While history of CVD and obesity were both associated with higher FI scores, this did not lead to a differential intervention effects on cognitive function related to FI. This suggests the above interactions are more specific to factors associated with CVD and obesity than with general biological aging. We have previously speculated that weight loss may lead to diminished neurovascular response to neurodegeneration,³² which potentially could be more tightly associated with CVD and obesity than with general aging.

We recently reported that among women, ILI was associated with relatively better cognitive functioning for those who began the intervention within 5 years of the menopause onset, but poorer cognitive functioning for those who began the intervention at least 10 years postmenopause.³³ We repeated our analyses, stratifying by sex, but found no significant interactions between intervention and FI for either sex or any cognitive domain (data not shown).
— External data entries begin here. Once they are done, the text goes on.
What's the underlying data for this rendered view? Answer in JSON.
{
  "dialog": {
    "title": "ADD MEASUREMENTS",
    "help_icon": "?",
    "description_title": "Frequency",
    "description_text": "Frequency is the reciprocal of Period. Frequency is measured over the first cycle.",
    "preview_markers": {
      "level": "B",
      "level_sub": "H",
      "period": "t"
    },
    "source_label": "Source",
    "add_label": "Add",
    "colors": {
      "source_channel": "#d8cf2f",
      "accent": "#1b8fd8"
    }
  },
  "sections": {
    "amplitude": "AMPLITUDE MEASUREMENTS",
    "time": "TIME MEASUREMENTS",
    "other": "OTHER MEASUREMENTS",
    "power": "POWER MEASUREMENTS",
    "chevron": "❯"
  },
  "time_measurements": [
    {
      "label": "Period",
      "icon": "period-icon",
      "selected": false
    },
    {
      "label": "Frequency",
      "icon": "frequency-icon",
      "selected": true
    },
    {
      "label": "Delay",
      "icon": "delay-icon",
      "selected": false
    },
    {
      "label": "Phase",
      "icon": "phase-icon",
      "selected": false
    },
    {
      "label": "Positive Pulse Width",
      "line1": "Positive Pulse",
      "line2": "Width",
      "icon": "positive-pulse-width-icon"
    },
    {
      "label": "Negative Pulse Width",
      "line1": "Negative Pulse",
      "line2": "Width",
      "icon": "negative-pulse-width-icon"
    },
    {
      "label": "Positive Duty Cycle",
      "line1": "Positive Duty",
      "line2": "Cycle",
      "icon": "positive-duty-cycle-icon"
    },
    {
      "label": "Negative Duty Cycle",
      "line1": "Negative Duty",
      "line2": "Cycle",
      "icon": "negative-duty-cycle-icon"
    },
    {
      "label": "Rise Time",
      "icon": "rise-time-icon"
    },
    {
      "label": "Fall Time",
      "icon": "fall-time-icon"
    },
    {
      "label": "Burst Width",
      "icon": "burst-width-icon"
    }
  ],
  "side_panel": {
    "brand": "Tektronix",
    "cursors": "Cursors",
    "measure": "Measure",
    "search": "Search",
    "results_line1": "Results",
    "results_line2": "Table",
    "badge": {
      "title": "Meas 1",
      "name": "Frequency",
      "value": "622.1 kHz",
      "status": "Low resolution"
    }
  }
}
We are curious why degree of weight loss among ILI participants, even those with high FI scores, was unrelated to cognitive function. One might expect that those with higher cognitive functioning, e.g. executive functioning, might be better able to adhere to the weight loss intervention, so that reverse causality might induce at least the appearance of a relationship. Among DSE participants, weight gain was increasingly associated with poorer cognitive function among those with elevated FI. DSE participants who gained weight, gained more than those in the ILI who gained weight, a mean (SD) for DSE of 6.1 (6.0) kg versus for ILI 5.4 (5.6), p=0.01. It may be that this contributed to a more pronounced relationship among DSE participants with higher baseline FI, however these differences in weight gains between intervention groups were similar across FI tertiles (interaction p=0.87). It is possible that ILI provided some protection that attenuated the relationship between weight gain and poorer cognitive function seen among DSE participants.

While the Look AHEAD ILI did not overall lead to long-term benefits in cognitive function, it provided many other important health benefits,³⁴ some of which (e.g. hospitalizations, independent living) were more pronounced among older participants.³⁵ We note that other multidomain lifestyle interventions that do not target weight loss have been shown to benefit cognition. For example, the Finnish Geriatric Intervention Study to Prevent Cognitive Impairment and Disability randomized controlled trial found that a 2 year multimodal lifestyle intervention consisting of nutritional guidance, exercise, cognitive training, and control of vascular and metabolic risk factors, when compared to general health advice, resulted in improved global cognition.³⁶ This has led to the establishment of the World-Wide FINGERS international network to assess the efficacy of similar multidomain lifestyle interventions in different environments.³⁷

4.4. Limitations

Our analyses are exploratory and post hoc and should be interpreted with caution. The Look AHEAD cohort, as comprised of volunteers for a clinical trial of a behavioral intervention who had diabetes and overweight/obesity, may not represent general clinical populations and may be, for the most part, too young to be undergoing marked cognitive decline. Rates of cognitive decline vary across cognitive tests,³⁸ which may account for differences we see among cognitive domains. We lack cognitive assessments at trial baseline.

5. Conclusions

In a large cohort of adults with type 2 diabetes mellitus and overweight or obesity, an intensive lifestyle intervention to produce and sustain weight loss and increase physical activity had no long-term effect on cognitive function within any strata based on baseline deficit accumulation FI.

Key points.

• It is unknown whether there is a window of opportunity when lifestyle interventions may slow cognitive aging.

• Frailty indices based on the accumulation of health-related deficits are a marker of age-related health status.

• Individuals with worse frailty index scores have lower subsequent cognitive function.

• A 10-year intensive lifestyle intervention was equally ineffective in benefiting cognition across the full range of frailty.